MSU’s Extension Service is promoting Eat Healthy Mississippi, a campaign sponsored by the Mississippi Hospitality and Restaurant Association. The program unites restaurant chefs seeking local foods for their menus and growers who can supply fresh fruits and vegetables. In turn, restaurant patrons will have access to healthier foods.
By connecting local food producers to new markets, the Eat Healthy Mississippi campaign will benefit local economies, said Ken Hood, Extension professor in MSU’s Department of Agricultural Economics.
“It will stimulate the local economy by encouraging restaurants to seek out locally grown produce through the Mississippi Market Maker website, where local producers post what they have available,” he said. “These new market outlets for farmers will hopefully stimulate new menu ideas, thus increasing demand for local fare at restaurants.”
A vital part of the campaign is the Healthy Dining Finder at http://www.healthydiningfinder.com.
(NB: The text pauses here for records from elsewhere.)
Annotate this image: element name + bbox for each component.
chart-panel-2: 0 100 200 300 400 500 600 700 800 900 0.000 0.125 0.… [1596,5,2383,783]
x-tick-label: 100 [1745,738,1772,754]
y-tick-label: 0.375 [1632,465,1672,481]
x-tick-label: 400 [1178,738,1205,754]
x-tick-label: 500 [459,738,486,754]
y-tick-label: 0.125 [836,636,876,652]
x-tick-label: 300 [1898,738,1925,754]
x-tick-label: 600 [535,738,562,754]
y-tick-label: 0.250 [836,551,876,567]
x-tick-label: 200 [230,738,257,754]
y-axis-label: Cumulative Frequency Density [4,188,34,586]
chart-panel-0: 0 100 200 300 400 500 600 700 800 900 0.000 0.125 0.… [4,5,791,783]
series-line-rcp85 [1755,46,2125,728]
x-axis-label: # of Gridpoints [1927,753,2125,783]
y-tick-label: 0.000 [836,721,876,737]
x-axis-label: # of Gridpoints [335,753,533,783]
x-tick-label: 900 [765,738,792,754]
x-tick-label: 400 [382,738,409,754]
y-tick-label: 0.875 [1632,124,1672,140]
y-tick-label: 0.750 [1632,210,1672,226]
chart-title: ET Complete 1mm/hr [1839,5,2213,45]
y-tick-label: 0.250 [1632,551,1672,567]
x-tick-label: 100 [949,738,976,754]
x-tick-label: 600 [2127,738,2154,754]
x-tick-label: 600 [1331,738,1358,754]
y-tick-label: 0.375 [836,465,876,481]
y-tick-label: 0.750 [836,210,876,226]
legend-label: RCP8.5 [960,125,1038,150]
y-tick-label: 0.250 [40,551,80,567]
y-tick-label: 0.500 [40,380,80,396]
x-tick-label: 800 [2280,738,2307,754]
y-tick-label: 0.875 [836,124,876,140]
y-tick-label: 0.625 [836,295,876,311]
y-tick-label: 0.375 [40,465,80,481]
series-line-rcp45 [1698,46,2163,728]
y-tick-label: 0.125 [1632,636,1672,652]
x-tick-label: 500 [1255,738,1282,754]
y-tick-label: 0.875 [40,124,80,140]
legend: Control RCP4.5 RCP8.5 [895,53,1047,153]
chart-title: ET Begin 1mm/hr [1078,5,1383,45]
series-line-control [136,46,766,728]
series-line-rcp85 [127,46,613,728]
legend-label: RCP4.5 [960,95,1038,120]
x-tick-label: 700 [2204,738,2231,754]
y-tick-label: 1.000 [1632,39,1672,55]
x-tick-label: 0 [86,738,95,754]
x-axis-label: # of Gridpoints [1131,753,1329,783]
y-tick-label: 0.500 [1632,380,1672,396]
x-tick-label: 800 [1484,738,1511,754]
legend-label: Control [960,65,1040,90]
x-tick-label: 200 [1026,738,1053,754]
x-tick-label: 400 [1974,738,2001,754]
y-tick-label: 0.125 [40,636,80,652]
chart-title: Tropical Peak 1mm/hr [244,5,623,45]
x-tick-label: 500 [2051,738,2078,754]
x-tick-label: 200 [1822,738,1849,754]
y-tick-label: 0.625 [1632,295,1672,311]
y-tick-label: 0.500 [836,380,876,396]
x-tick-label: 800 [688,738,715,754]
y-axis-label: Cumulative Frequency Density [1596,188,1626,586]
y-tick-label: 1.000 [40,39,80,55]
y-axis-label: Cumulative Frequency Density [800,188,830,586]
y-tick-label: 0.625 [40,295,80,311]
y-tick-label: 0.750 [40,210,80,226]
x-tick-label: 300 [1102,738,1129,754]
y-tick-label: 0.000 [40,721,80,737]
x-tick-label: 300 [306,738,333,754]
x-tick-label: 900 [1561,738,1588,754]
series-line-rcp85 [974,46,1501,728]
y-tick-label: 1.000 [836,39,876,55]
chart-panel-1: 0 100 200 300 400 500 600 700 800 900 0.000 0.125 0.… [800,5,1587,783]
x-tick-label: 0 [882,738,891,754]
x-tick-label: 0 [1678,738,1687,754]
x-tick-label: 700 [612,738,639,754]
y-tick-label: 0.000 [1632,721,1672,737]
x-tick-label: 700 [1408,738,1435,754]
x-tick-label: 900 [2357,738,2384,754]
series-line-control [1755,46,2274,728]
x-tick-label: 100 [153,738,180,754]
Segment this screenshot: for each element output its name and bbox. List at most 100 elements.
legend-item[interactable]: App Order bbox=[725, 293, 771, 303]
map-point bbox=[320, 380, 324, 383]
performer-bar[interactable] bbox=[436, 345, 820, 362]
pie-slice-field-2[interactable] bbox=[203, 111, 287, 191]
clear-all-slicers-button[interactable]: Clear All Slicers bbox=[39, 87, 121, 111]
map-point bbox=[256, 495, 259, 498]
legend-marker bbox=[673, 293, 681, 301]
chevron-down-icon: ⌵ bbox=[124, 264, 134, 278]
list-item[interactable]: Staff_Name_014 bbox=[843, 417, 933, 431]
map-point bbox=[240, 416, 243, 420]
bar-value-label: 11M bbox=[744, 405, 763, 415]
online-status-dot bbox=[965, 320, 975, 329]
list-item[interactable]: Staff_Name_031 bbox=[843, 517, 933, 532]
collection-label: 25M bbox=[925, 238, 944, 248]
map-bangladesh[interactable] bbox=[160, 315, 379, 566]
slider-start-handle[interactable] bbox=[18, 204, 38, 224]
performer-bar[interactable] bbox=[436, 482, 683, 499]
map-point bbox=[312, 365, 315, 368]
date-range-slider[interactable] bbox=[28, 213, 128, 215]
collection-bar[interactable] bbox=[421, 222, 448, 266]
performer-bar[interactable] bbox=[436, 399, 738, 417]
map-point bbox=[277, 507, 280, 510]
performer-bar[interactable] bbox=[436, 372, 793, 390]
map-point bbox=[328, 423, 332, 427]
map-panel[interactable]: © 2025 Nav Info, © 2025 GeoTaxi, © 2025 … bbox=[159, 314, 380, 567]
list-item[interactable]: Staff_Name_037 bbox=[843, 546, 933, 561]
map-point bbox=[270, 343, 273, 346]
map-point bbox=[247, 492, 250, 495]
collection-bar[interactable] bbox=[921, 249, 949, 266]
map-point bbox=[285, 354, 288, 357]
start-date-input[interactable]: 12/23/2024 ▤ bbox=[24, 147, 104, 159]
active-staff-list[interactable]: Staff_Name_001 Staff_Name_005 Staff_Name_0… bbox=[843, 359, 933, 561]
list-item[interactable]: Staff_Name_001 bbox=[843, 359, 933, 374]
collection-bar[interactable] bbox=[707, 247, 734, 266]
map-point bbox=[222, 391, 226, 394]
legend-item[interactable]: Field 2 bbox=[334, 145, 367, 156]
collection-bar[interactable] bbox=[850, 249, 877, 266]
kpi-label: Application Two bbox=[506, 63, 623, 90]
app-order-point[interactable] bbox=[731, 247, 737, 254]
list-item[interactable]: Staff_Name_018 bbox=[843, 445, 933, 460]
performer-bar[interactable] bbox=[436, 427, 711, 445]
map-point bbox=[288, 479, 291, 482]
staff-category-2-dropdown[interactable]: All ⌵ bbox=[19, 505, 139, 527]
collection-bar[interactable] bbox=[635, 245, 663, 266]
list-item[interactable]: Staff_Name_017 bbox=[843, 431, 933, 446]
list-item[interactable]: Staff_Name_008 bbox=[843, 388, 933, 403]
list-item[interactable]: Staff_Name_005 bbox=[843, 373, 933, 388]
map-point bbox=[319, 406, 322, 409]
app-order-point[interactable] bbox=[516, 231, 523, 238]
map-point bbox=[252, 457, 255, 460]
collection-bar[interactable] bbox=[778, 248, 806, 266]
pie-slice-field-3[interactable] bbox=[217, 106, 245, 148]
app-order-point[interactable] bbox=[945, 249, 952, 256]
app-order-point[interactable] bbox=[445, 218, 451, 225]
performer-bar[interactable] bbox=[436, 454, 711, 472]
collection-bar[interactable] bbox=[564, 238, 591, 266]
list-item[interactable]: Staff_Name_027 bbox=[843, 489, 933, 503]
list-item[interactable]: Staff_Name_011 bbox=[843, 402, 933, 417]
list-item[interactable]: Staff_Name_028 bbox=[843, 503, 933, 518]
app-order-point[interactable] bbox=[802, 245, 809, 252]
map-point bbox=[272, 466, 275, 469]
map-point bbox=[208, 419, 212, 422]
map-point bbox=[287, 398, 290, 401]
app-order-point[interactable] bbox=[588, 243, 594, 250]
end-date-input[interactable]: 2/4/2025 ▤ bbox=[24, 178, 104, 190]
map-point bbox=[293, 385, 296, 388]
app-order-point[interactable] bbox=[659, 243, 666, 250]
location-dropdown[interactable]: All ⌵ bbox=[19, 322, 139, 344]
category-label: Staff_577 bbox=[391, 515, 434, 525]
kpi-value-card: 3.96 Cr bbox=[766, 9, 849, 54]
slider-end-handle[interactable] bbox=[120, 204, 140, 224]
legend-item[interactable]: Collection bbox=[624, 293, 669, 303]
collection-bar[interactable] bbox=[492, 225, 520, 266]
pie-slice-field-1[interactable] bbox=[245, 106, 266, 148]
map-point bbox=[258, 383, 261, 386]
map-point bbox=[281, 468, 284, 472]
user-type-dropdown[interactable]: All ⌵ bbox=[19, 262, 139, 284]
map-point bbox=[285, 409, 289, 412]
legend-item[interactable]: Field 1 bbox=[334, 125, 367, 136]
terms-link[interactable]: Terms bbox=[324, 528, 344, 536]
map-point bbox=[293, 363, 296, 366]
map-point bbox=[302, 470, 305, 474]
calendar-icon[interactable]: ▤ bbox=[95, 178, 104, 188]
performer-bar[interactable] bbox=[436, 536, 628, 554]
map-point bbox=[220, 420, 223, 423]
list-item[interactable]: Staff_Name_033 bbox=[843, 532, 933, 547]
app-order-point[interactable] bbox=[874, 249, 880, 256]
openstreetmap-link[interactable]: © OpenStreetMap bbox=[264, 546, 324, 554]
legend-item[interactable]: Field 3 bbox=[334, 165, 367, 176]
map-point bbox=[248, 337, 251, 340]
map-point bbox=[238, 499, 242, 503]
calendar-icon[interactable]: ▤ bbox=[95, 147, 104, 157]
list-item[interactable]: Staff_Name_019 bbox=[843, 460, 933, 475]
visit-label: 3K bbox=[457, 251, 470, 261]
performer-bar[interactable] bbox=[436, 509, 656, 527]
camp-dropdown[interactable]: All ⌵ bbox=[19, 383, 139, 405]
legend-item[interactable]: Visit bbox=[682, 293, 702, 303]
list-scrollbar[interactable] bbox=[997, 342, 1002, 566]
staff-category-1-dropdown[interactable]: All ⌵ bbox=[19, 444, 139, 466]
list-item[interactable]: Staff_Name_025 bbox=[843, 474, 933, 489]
This nationwide website lists healthy restaurant menu options and can be searched by location. Each restaurant lists the number of items offered in different categories: healthy dining, sodium savvy and kids eat well. The website includes healthy recipes that incorporate fresh local produce.
“The website tells consumers where they can find healthy choices in restaurants, plus they will be able to get recipes so they can try it at home,” Hood said.
Mike Cashion, executive director of MHRA, said Eat Healthy Mississippi is creating new relationships between growers and restaurants.
“We’re developing a working roster of local growers that restaurants can easily access,” he said.
Paige Manning, director of marketing and public relations for the Mississippi Department of Agriculture and Commerce, said the campaign has the potential to increase business for growers.
“This initiative will potentially lead to consumers eating more Mississippi-grown fruits, vegetables and specialty crops, which will expand our specialty crop industry.”
Manning said MHRA, the Mississippi Department of Agriculture and Commerce and the MSU Extension Service have collaborated to encourage farmers and restaurants to use Mississippi Market Maker, a site dedicated to connecting markets and quality sources of food from farms and fisheries in Mississippi. The free service is online at http://www.marketmaker.msstate.edu.
Recent consumer trends indicate a growing demand to know where food is from and a preference for locally grown products, Manning said.
“This trend is no different for restaurant diners,” she said. “Eat Healthy Mississippi gives consumers the option to buy locally when dining out and creates more healthy dining options, which could lead to better health.”
Manning said restaurants could see an increase in revenue by meeting consumers’ demands for local produce.
“With increased access to locally-grown fruits and vegetables, restaurants will be able to fulfill consumer demand,” she said. “Restaurants offering healthy menu options that incorporate local produce could experience an increase in the number of diners and revenues.”